Sin duda alguna, Erice puede parangonarse
con autores españoles de la talla de Carlos Saura, mucho más prolífico, porque
ambos investigan en sus películas el ejercicio de la mirada, su poder, la
devastadora influencia de una época que ha dejado huella, en El espíritu de la
colmena, en el caso de Erice o en La caza, en el caso de Saura. También es un
cineasta que busca la imagen como espacio donde transitan las alucinaciones de
unos personajes envolventes que viven sus espejismos en un mundo onírico, lejos
de la mediocridad de la España franquista de la época. Frente al mundo de
Erice, lleno de connotaciones y de universos para desentrañar, nuestro alto
representante del cine de éxito en España, Pedro Almodóvar, pierde esa
genialidad que nos cautiva en la mirada sabia del cineasta vasco.
Erice nació en Carranza (Vizcaya) en 1940,
aunque se trasladó a San Sebastián con pocos meses, donde vivió hasta los
diecisiete años, allí cursó el Bachillerato Superior. Después se trasladó a
Madrid donde comenzó sus estudios de Ciencias Políticas en la Universidad
Central. Los estudios de Políticas eran un pretexto del futuro director para
acercarse al Instituto de Investigaciones y Experiencias cinematográficas que
existía entonces en Madrid.
En 1960 ingresó en el citado Instituto,
posteriormente llamada Escuela Oficial de Cinematografía. Su debut fueron dos
cortometrajes realizados durante el curso 1960-61, titulados Entrevías (de 16
mm) y Páginas de un diario perdido (de 35 mm). Se graduó en el curso siguiente.

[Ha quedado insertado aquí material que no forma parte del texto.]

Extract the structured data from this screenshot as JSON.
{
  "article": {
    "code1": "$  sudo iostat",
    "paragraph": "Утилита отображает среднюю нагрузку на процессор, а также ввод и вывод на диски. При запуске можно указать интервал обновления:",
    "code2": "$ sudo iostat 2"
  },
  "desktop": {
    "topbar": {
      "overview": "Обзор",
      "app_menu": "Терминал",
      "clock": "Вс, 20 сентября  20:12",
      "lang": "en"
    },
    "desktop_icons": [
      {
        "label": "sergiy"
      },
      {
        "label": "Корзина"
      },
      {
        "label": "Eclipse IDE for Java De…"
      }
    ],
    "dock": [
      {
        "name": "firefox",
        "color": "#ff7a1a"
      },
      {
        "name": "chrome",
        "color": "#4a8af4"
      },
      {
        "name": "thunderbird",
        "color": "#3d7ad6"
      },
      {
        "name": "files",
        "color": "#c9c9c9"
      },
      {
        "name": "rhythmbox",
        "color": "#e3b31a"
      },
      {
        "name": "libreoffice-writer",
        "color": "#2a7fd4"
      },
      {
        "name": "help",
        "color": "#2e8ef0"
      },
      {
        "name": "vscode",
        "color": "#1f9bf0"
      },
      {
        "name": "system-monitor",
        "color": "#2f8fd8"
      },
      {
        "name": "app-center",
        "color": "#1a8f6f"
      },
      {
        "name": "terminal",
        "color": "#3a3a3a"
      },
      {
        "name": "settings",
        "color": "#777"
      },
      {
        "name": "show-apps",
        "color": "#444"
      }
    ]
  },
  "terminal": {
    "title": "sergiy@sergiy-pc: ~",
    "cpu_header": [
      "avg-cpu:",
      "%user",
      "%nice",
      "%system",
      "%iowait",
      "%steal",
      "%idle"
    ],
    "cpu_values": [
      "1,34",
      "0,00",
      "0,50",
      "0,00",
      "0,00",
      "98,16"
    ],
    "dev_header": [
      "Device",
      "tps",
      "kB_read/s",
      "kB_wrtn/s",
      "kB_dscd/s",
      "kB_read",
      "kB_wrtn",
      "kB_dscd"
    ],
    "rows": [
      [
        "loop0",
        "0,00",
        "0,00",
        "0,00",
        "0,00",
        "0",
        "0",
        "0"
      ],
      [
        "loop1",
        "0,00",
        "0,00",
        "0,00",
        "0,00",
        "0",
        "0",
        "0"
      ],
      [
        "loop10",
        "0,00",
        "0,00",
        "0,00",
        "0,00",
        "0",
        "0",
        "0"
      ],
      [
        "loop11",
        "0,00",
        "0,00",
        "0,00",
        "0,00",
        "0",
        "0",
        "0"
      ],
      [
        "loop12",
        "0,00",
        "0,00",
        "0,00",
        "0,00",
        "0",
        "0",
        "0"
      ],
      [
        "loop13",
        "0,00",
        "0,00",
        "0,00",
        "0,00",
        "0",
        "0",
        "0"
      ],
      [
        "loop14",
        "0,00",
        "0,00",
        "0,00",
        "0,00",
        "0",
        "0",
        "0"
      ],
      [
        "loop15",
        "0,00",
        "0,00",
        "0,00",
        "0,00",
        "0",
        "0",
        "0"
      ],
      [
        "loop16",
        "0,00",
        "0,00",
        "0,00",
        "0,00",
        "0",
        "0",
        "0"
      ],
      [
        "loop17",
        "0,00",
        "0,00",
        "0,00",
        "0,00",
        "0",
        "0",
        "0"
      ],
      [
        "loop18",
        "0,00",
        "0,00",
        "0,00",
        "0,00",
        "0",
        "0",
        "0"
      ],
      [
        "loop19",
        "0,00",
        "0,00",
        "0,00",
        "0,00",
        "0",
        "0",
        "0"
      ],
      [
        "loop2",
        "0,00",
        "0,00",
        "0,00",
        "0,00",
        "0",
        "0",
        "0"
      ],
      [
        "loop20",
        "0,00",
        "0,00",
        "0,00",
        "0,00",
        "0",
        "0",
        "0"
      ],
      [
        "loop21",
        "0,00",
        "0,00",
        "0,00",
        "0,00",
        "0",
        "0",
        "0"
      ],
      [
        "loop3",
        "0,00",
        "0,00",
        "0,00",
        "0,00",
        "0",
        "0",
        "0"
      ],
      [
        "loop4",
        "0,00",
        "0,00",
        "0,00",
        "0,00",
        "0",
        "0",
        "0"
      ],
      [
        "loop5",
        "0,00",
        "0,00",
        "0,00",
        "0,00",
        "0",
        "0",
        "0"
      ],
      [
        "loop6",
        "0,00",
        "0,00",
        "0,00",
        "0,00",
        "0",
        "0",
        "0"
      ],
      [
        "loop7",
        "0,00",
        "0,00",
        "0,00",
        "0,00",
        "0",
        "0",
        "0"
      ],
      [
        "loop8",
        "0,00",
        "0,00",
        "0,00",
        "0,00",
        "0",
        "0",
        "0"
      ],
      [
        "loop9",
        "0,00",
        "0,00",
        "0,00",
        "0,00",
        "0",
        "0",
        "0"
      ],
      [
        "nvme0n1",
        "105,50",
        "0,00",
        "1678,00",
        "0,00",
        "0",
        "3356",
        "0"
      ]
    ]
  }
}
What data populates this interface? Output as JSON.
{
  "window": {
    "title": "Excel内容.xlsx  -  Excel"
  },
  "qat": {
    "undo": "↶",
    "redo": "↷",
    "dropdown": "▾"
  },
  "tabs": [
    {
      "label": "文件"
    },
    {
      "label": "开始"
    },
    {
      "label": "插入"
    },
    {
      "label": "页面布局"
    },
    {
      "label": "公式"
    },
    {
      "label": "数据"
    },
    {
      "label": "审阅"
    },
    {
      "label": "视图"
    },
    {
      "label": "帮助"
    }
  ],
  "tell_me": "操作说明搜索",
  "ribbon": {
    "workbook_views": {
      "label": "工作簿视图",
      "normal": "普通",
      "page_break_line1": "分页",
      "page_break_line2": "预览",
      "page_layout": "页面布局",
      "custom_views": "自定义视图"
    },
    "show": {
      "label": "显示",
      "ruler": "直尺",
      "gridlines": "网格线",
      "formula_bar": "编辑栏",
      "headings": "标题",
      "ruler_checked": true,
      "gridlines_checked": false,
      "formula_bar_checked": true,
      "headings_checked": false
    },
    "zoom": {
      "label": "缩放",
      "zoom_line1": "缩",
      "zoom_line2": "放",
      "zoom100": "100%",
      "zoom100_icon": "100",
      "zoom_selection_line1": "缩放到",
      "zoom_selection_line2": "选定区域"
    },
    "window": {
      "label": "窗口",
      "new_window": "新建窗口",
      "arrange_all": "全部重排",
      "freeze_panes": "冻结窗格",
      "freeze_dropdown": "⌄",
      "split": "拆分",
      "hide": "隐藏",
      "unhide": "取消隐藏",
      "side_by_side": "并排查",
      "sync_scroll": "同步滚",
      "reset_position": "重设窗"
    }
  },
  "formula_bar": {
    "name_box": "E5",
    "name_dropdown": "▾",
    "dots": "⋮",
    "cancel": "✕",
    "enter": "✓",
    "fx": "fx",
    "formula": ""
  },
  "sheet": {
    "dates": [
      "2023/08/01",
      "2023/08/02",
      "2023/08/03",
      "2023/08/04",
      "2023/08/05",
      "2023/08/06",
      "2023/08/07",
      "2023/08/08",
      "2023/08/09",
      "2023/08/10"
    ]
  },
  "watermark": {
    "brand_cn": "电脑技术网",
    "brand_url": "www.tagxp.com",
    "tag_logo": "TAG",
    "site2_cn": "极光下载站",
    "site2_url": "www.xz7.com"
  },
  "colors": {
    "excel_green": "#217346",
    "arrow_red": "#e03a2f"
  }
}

Durante su etapa de estudiante
cinematográfico comenzó su trayectoria (más fructífera que como director) como
crítico de cine en Cuadernos de Arte y Ensayo y, especialmente, en Nuestro
Cine, de la que formó parte del consejo de redacción durante la primera etapa
de la revista.
Debutó como director con un episodio de Los desafíos, película rodada en 1969,
donde ya indaga en las relaciones humanas, entendidas como un juego de poder.
El intercambio de parejas de los protagonistas nos habla ya de una constante
temática en su filmografía: la soledad de los personajes, su ausencia de
comunicación, que se verá mejor en su obra maestra, El espíritu de la colmena.
El título de esta ópera prima del director
vasco, tiene que ver con el enfrentamiento entre dos hombres, Charley y Julián,
en los espacios cerrados, porque Erice plasma la soledad de unos seres humanos
encerrados en celdas, como se verá en toda su extensión en su siguiente
película, cuyo título hace referencia a la colmena, la sociedad encerrada en
sus traumas (la terrible posguerra española) donde viven la incomunicación y un
pasado que no acaba de cicatrizar para los protagonistas de la historia. El
pueblo, en Los desafíos, es el espacio abierto, un lugar que funciona a modo de
testigo mudo (reflejo de la incultura de una España profunda) donde presagiamos
la desgracia futura de sus protagonistas.
El
espíritu de la colmena (1972), supone la consagración de Erice como
director de culto, porque su filmografía es muy escasa, pero contiene tres
obras maestras que pesan sombre muchos otros directores, mucho más prolíficos,
que nunca han alcanzado el poderío visual y la certeza de un lenguaje
cinematográfico tan amplio y profundo.
En esta película vemos la soledad de unos
personajes en la posguerra española, todo a través de una niña (Ana Torrent)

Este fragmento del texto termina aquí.